Please send in the contents of your /etc/sysconfig/netdump file. Judging by the output in comment #2, SYSLOGMACADDR is never getting set even though the above errors fail to note that the syslog mac address was never resolved. Could you also please try this by specifying the ip address of the syslog server in /etc/sysconfig/netdump, rather than the host name? The script may be having problems understanding hostnames vs. ip addresses. Also, A few updates ago you mentioned you were using netdump-7.7-2. We're up to 7.14-3 at this point, and it would be helpful to me if you would upgrade to that version so we could work with the same code
I don't know what the specific contents of the /etc/sysconfig/netdump file were in comment #2, but I do know that I was only setting SYSLOGADDR. And I've never used anything but an IP address and/or MAC address (no hostnames)--wouldn't even consider doing otherwise. So the non-comment contents would have just been (e.g.) SYSLOGADDR=10.1.2.3. As you requested, I've just retested this by setting only SYSLOGADDR on a server that's separated from the syslog server in question by a single router hop, using netdump 0.7.14-4 on a system running RHEL4 (kernel 2.6.9-22.0.1). And it appeared to work--netdump correctly determined the MAC address of the first-hop router that's associated with the specified SYLOGADDR IP address, and it started up with no errors. And the associated netconsole/netlog startup was logged to the syslog server specified by SYSLOGADDR. So it looks as though this bug may have been corrected in this netdump/kernel combination.

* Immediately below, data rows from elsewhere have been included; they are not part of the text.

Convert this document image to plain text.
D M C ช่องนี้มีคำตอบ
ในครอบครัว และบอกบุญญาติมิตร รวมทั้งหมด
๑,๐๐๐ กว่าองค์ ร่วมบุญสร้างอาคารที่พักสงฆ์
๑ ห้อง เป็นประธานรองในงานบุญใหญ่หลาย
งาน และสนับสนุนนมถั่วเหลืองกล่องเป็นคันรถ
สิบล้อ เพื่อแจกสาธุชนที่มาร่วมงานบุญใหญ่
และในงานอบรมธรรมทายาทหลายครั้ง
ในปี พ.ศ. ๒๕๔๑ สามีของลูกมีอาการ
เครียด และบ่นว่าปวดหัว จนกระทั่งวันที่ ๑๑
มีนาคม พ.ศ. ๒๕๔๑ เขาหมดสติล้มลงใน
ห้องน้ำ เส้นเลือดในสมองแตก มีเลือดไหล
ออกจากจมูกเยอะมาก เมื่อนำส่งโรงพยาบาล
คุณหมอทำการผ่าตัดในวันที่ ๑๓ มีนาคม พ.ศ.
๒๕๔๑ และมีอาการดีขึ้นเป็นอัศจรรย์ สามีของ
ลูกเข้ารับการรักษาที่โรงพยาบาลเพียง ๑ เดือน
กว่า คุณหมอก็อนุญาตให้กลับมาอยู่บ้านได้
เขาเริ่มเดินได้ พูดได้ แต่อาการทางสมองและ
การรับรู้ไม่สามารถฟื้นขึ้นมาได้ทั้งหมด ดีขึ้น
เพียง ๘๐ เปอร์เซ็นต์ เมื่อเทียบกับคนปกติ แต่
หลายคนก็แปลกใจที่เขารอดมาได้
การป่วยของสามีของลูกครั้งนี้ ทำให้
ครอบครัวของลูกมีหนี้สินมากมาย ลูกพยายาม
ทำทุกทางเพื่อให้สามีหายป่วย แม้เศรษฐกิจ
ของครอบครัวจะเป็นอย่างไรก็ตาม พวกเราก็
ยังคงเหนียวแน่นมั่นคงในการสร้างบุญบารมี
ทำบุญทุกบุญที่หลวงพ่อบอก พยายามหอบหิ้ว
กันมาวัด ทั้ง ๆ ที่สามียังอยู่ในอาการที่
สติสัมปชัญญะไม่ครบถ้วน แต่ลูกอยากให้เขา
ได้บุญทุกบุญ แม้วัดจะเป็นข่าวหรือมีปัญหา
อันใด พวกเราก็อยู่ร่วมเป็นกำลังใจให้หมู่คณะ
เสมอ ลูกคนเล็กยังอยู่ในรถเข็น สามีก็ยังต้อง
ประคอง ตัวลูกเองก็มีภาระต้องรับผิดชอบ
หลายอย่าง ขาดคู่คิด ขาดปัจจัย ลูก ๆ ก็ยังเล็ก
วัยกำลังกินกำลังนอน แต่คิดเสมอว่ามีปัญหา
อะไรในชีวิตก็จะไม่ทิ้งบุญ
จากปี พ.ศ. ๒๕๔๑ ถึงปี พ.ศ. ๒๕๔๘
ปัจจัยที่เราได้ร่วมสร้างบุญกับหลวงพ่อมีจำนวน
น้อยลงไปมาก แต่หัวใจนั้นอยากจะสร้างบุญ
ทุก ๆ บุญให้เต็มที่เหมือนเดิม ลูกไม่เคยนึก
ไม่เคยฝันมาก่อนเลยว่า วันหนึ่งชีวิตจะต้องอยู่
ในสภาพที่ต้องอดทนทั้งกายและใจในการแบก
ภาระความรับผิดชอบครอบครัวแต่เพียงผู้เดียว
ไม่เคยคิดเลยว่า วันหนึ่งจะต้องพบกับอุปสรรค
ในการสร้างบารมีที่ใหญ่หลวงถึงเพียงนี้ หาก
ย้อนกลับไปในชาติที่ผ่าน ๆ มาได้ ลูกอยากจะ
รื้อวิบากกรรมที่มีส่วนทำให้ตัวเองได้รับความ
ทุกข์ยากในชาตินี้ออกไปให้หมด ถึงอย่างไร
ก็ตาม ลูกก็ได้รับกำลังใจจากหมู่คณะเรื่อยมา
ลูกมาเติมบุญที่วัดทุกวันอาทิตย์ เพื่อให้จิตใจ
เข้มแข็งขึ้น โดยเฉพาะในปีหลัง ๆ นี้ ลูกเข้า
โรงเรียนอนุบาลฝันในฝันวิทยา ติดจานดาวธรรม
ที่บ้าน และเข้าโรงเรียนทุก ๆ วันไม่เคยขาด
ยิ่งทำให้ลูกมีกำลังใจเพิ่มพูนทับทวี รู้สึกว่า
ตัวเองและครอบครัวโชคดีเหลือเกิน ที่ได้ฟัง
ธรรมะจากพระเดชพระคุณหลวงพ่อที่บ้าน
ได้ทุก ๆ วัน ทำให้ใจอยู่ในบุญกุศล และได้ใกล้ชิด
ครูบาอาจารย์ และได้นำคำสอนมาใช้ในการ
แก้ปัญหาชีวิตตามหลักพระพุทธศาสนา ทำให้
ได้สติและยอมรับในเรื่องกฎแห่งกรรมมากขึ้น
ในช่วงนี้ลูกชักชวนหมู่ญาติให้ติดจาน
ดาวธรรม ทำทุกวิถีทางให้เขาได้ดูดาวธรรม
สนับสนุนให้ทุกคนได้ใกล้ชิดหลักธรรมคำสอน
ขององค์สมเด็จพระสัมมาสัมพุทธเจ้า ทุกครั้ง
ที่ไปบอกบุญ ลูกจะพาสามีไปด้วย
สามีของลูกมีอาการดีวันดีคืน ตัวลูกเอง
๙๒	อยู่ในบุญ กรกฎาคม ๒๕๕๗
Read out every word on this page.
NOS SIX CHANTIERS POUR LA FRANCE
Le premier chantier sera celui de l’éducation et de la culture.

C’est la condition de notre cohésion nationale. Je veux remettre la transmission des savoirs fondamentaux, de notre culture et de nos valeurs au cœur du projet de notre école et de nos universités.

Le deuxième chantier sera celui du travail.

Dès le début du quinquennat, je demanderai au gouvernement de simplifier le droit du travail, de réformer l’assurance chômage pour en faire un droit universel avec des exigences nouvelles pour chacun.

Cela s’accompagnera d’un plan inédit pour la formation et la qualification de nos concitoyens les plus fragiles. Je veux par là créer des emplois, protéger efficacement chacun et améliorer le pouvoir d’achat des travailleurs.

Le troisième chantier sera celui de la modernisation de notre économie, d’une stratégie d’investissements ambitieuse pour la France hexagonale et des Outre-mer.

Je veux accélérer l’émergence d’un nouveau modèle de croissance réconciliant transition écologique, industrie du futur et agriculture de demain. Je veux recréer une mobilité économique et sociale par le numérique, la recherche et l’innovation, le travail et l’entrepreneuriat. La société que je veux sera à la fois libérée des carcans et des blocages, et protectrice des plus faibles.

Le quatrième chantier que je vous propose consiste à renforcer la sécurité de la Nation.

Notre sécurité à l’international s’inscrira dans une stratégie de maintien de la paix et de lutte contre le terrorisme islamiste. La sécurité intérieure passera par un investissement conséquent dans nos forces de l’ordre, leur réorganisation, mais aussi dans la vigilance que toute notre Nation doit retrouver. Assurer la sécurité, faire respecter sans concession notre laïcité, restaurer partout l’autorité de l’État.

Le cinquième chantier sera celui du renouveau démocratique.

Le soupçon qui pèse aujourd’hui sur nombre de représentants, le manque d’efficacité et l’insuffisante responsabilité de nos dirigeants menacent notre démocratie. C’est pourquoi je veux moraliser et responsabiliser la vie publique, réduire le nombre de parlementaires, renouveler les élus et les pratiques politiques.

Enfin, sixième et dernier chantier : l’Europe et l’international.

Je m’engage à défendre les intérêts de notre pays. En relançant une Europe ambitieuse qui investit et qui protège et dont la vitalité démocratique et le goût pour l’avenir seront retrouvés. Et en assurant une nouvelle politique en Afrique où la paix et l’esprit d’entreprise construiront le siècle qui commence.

BTW, I just tried setting SYSLOGADDR on other servers where the syslog server is further than one router hop away, and netdump failed to start. However, when I then set SYSLOGMACADDR the first-hop router's MAC address, netdump accepted it and started with no problems. So apparently it is now trusting the user when they specify SYSLOGMACADDR as well. Much better. I haven't actually tested with the netdump protocol itself (i.e. by setting NETDUMPADDR), but based on the syslog results I'm willing to say that this bug is resolved and open another one if I run into problems later.